Study: Brain injuries hiding in ICU patients

Brain injuries may be prevalent among patients exiting intensive care units (ICU), even if they entered the hospital for non-brain-related injuries or ailments, according to a new study by Western University and Lawson Health Research Institute.

The “astonishing” findings are a signal to medical professionals to be on alert for some level of undetected cognitive dysfunction that could hamper recovery in all ICU patients.

The findings were published today in the scientific journal, PLOS One.

For the study, researchers assessed 20 patients as they left the ICU. Despite the appearance of no clear brain injury, every single patient had detectible deficits in two or more cognitive areas, including memory, attention, decision-making and reasoning.

“Many people spend time in an intensive-care unit following a brain injury and, of course, they often experience deficits,” Western neuroscientist Adrian Owen explained. “In this study, we were interested to see how patients without a specific brain injury fair after leaving the ICU.

“The results were astonishing.”

Cognitive ability declines in non-brain related visits to the ICU likely vary from patient to patient. But Schulich School of Medicine & Dentistry professor Dr. Kimia Honarmand says many conditions affect brain function, even though they might not directly involve the brain.
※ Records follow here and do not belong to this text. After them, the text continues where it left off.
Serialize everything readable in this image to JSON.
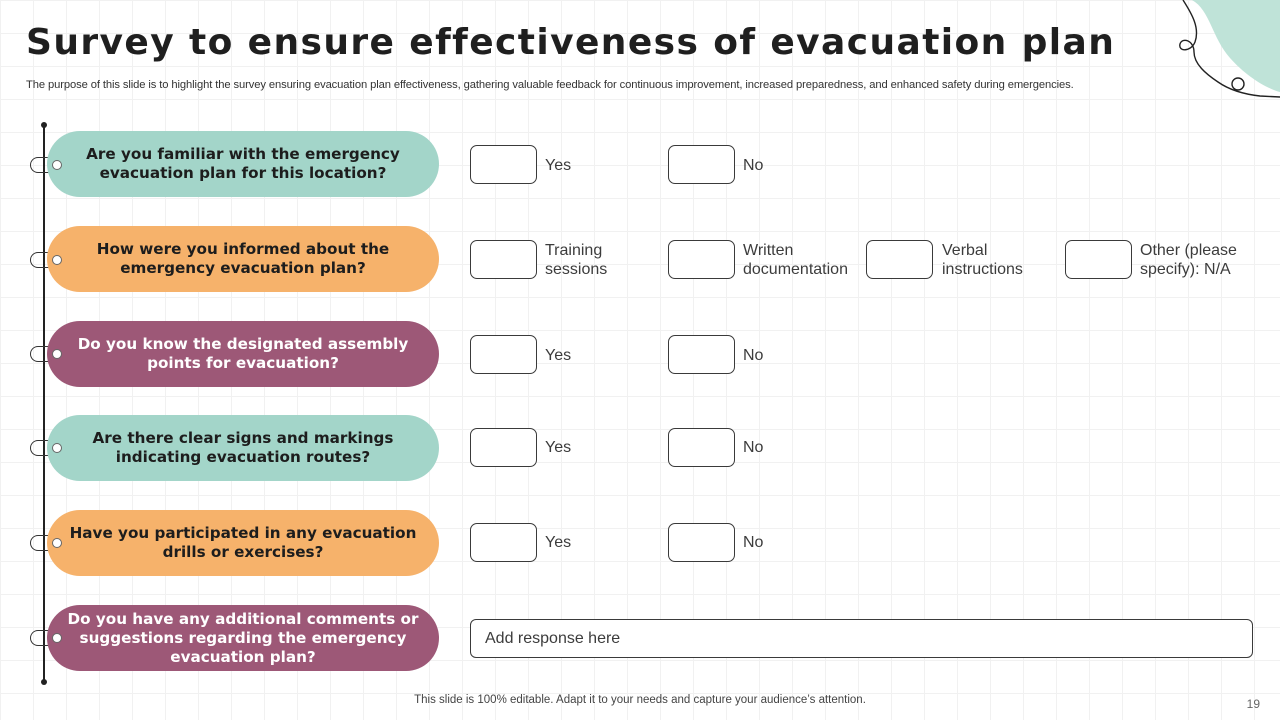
{
  "title": "Survey to ensure effectiveness of evacuation plan",
  "subtitle": "The purpose of this slide is to highlight the survey ensuring evacuation plan effectiveness, gathering valuable feedback for continuous improvement, increased preparedness, and enhanced safety during emergencies.",
  "colors": {
    "teal": "#a3d5c9",
    "orange": "#f6b26b",
    "purple": "#9d5877",
    "deco": "#bfe3d8"
  },
  "questions": [
    {
      "text": "Are you familiar with the emergency evacuation plan for this location?",
      "options": [
        "Yes",
        "No"
      ]
    },
    {
      "text": "How were you informed about the emergency evacuation plan?",
      "options": [
        "Training sessions",
        "Written documentation",
        "Verbal instructions",
        "Other (please specify): N/A"
      ]
    },
    {
      "text": "Do you know the designated assembly points for evacuation?",
      "options": [
        "Yes",
        "No"
      ]
    },
    {
      "text": "Are there clear signs and markings indicating evacuation routes?",
      "options": [
        "Yes",
        "No"
      ]
    },
    {
      "text": "Have you participated in any evacuation drills or exercises?",
      "options": [
        "Yes",
        "No"
      ]
    },
    {
      "text": "Do you have any additional comments or suggestions regarding the emergency evacuation plan?",
      "response_placeholder": "Add response here"
    }
  ],
  "footer": "This slide is 100% editable. Adapt it to your needs and capture your audience’s attention.",
  "page_number": "19"
}
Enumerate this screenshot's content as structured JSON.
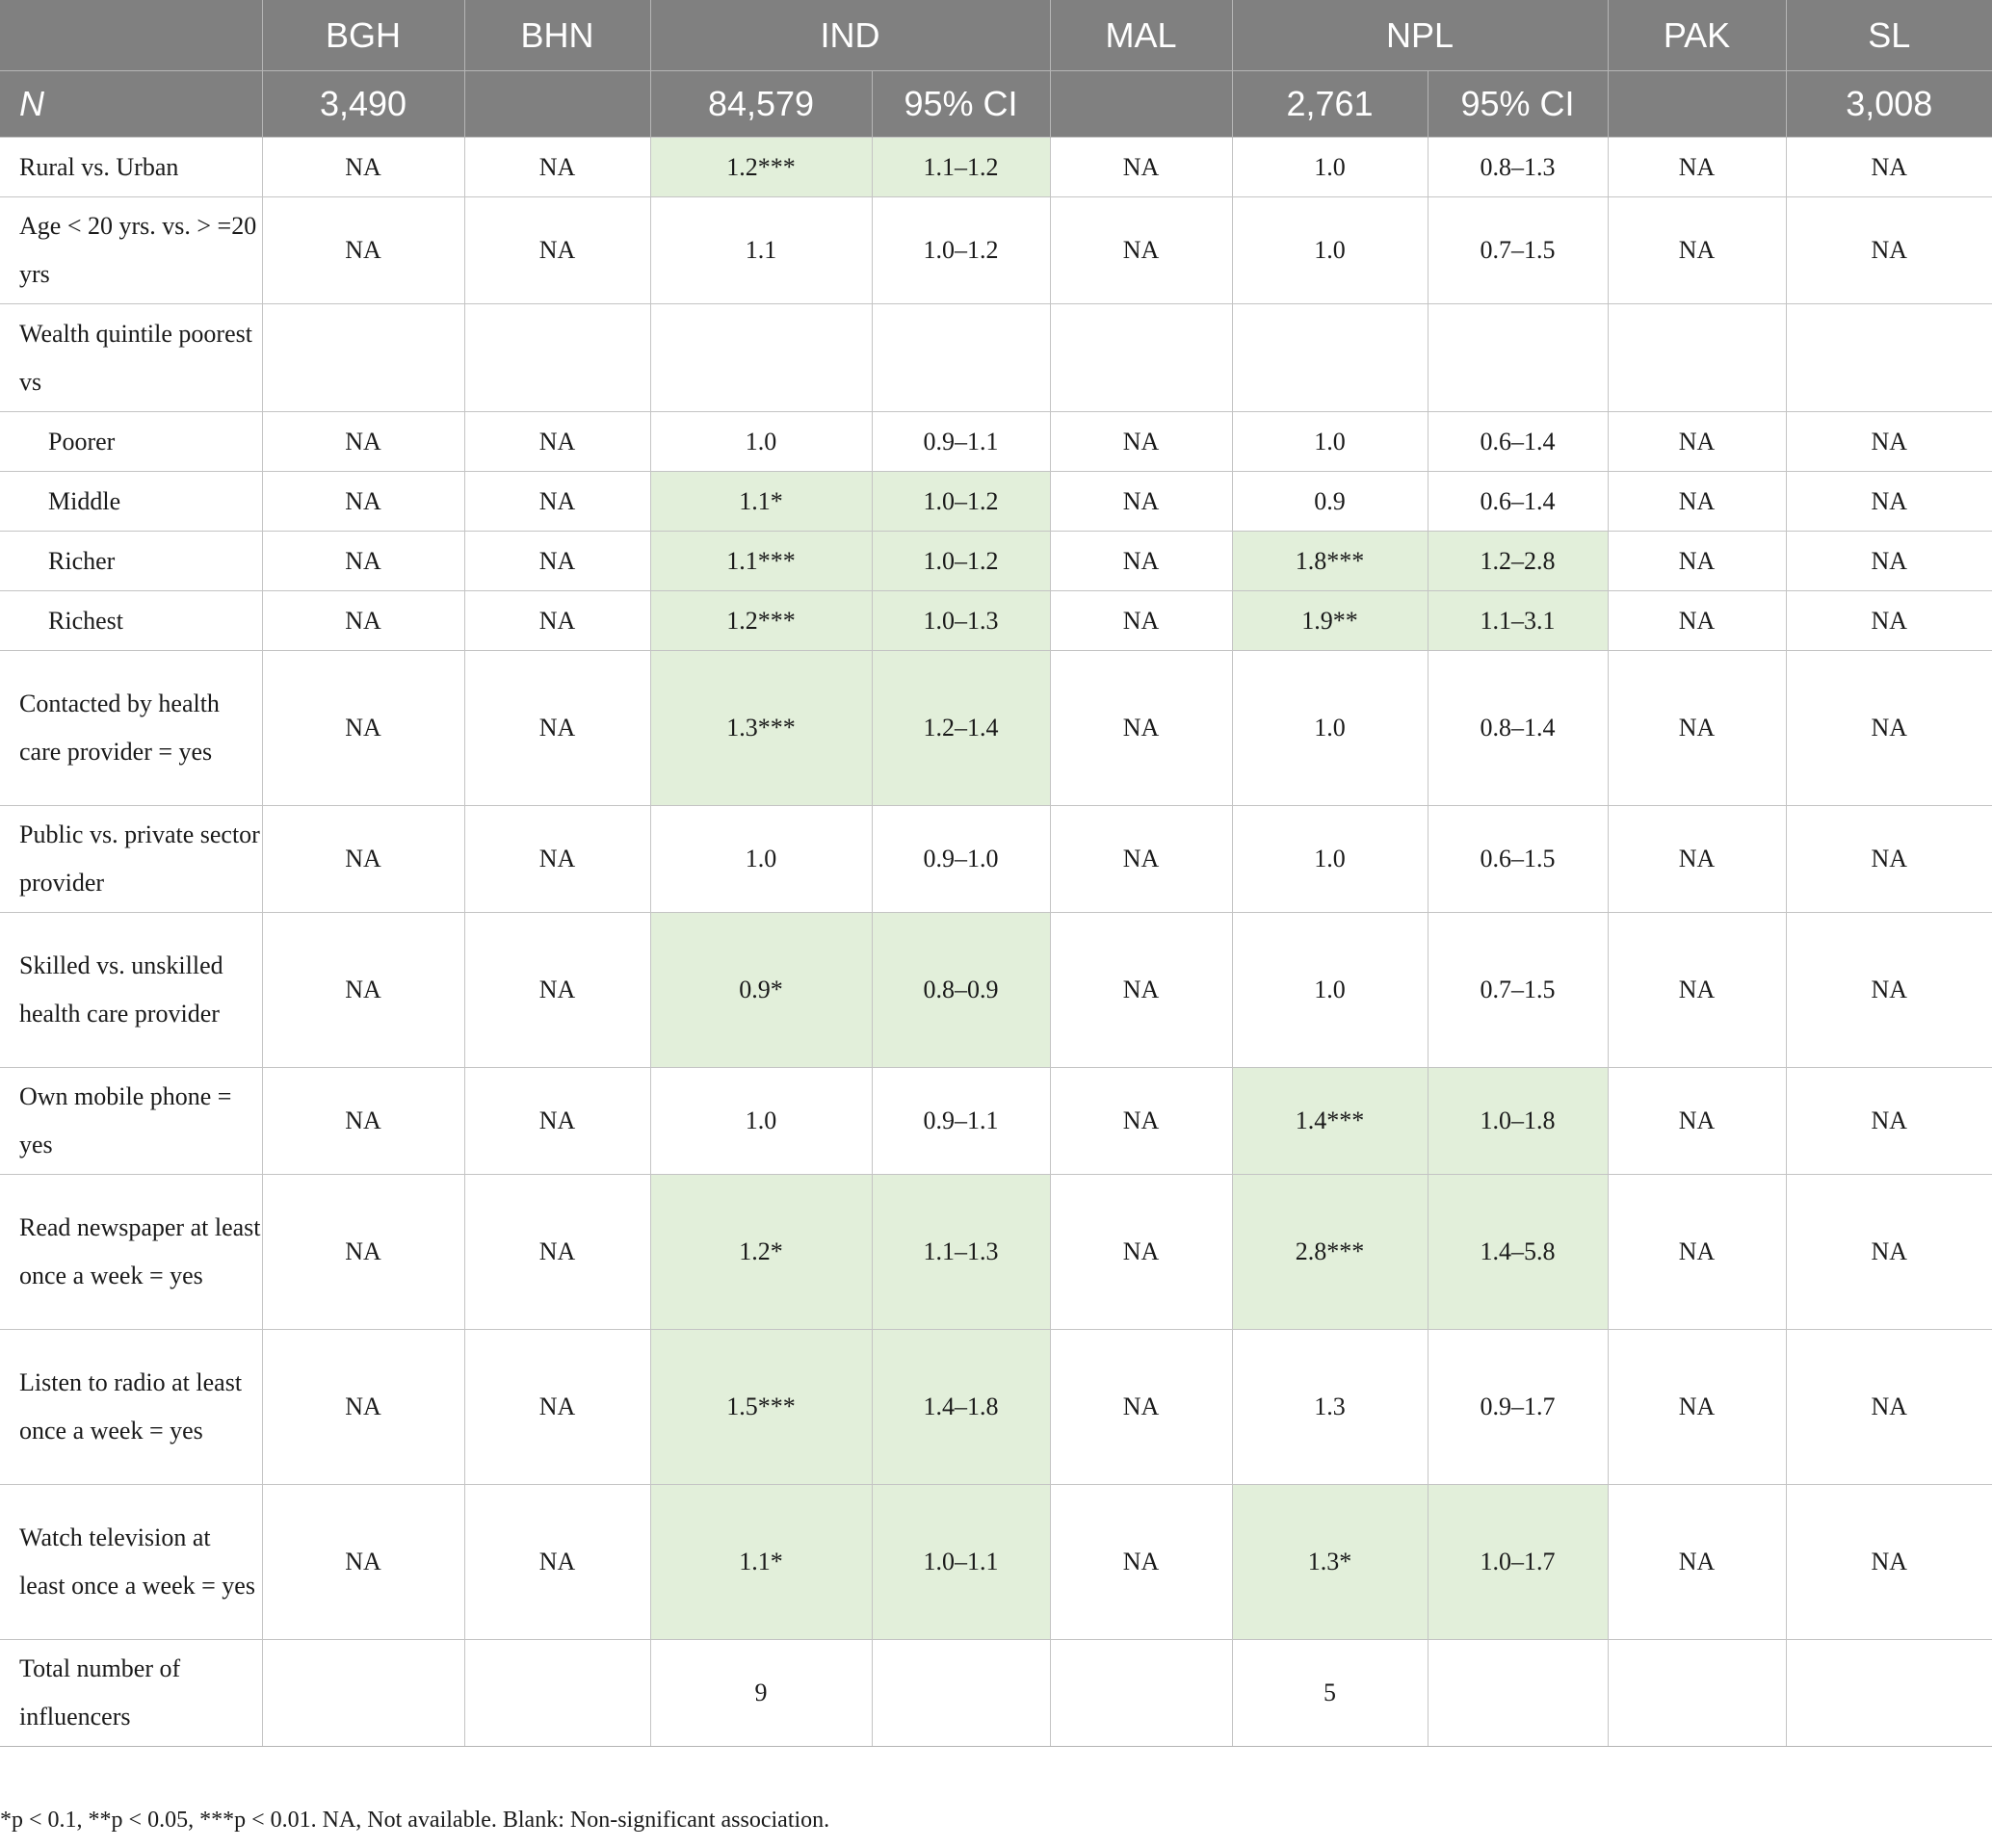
{
  "header": {
    "row1": [
      "",
      "BGH",
      "BHN",
      "IND",
      "MAL",
      "NPL",
      "PAK",
      "SL"
    ],
    "row2": [
      "N",
      "3,490",
      "",
      "84,579",
      "95% CI",
      "",
      "2,761",
      "95% CI",
      "",
      "3,008"
    ]
  },
  "rows": [
    {
      "label": "Rural vs. Urban",
      "cells": [
        "NA",
        "NA",
        "1.2***",
        "1.1–1.2",
        "NA",
        "1.0",
        "0.8–1.3",
        "NA",
        "NA"
      ]
    },
    {
      "label": "Age < 20 yrs. vs. > =20 yrs",
      "cells": [
        "NA",
        "NA",
        "1.1",
        "1.0–1.2",
        "NA",
        "1.0",
        "0.7–1.5",
        "NA",
        "NA"
      ]
    },
    {
      "label": "Wealth quintile poorest vs",
      "cells": [
        "",
        "",
        "",
        "",
        "",
        "",
        "",
        "",
        ""
      ]
    },
    {
      "label": "Poorer",
      "cells": [
        "NA",
        "NA",
        "1.0",
        "0.9–1.1",
        "NA",
        "1.0",
        "0.6–1.4",
        "NA",
        "NA"
      ]
    },
    {
      "label": "Middle",
      "cells": [
        "NA",
        "NA",
        "1.1*",
        "1.0–1.2",
        "NA",
        "0.9",
        "0.6–1.4",
        "NA",
        "NA"
      ]
    },
    {
      "label": "Richer",
      "cells": [
        "NA",
        "NA",
        "1.1***",
        "1.0–1.2",
        "NA",
        "1.8***",
        "1.2–2.8",
        "NA",
        "NA"
      ]
    },
    {
      "label": "Richest",
      "cells": [
        "NA",
        "NA",
        "1.2***",
        "1.0–1.3",
        "NA",
        "1.9**",
        "1.1–3.1",
        "NA",
        "NA"
      ]
    },
    {
      "label": "Contacted by health care provider = yes",
      "cells": [
        "NA",
        "NA",
        "1.3***",
        "1.2–1.4",
        "NA",
        "1.0",
        "0.8–1.4",
        "NA",
        "NA"
      ]
    },
    {
      "label": "Public vs. private sector provider",
      "cells": [
        "NA",
        "NA",
        "1.0",
        "0.9–1.0",
        "NA",
        "1.0",
        "0.6–1.5",
        "NA",
        "NA"
      ]
    },
    {
      "label": "Skilled vs. unskilled health care provider",
      "cells": [
        "NA",
        "NA",
        "0.9*",
        "0.8–0.9",
        "NA",
        "1.0",
        "0.7–1.5",
        "NA",
        "NA"
      ]
    },
    {
      "label": "Own mobile phone = yes",
      "cells": [
        "NA",
        "NA",
        "1.0",
        "0.9–1.1",
        "NA",
        "1.4***",
        "1.0–1.8",
        "NA",
        "NA"
      ]
    },
    {
      "label": "Read newspaper at least once a week = yes",
      "cells": [
        "NA",
        "NA",
        "1.2*",
        "1.1–1.3",
        "NA",
        "2.8***",
        "1.4–5.8",
        "NA",
        "NA"
      ]
    },
    {
      "label": "Listen to radio at least once a week = yes",
      "cells": [
        "NA",
        "NA",
        "1.5***",
        "1.4–1.8",
        "NA",
        "1.3",
        "0.9–1.7",
        "NA",
        "NA"
      ]
    },
    {
      "label": "Watch television at least once a week = yes",
      "cells": [
        "NA",
        "NA",
        "1.1*",
        "1.0–1.1",
        "NA",
        "1.3*",
        "1.0–1.7",
        "NA",
        "NA"
      ]
    },
    {
      "label": "Total number of influencers",
      "cells": [
        "",
        "",
        "9",
        "",
        "",
        "5",
        "",
        "",
        ""
      ]
    }
  ],
  "footnote": "*p < 0.1, **p < 0.05, ***p < 0.01. NA, Not available. Blank: Non-significant association.",
  "highlight_color": "#e2efda",
  "header_color": "#808080"
}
“If you are having trouble breathing, your brain may be starved of oxygen. If you have a serious infection, the inflammation that occurs as a result of infection may affect brain function. If you are undergoing major surgery, you might be given drugs and have procedures that may affect your breathing, which in turn may affect the flow of oxygen to the brain,” Honarmand said.

“What we have shown here is that all or any of these events can lead to deficits in brain function that manifest as impairments in cognition – and healthy cognition is a vital determinant of functional recovery.”

Schulich professor Dr. Marat Slessarev said these findings can shift how the medical community treats incoming patients and more importantly, outpatients following ICU visits.

“Historically, the clinical focus has been on survival. Now, we can begin to focus on good survival,” Slessarev said. “These sensitive tests will enable doctors to both detect cognitive impairment and track cognitive performance over time – the first step in developing processes for optimizing brain recovery.”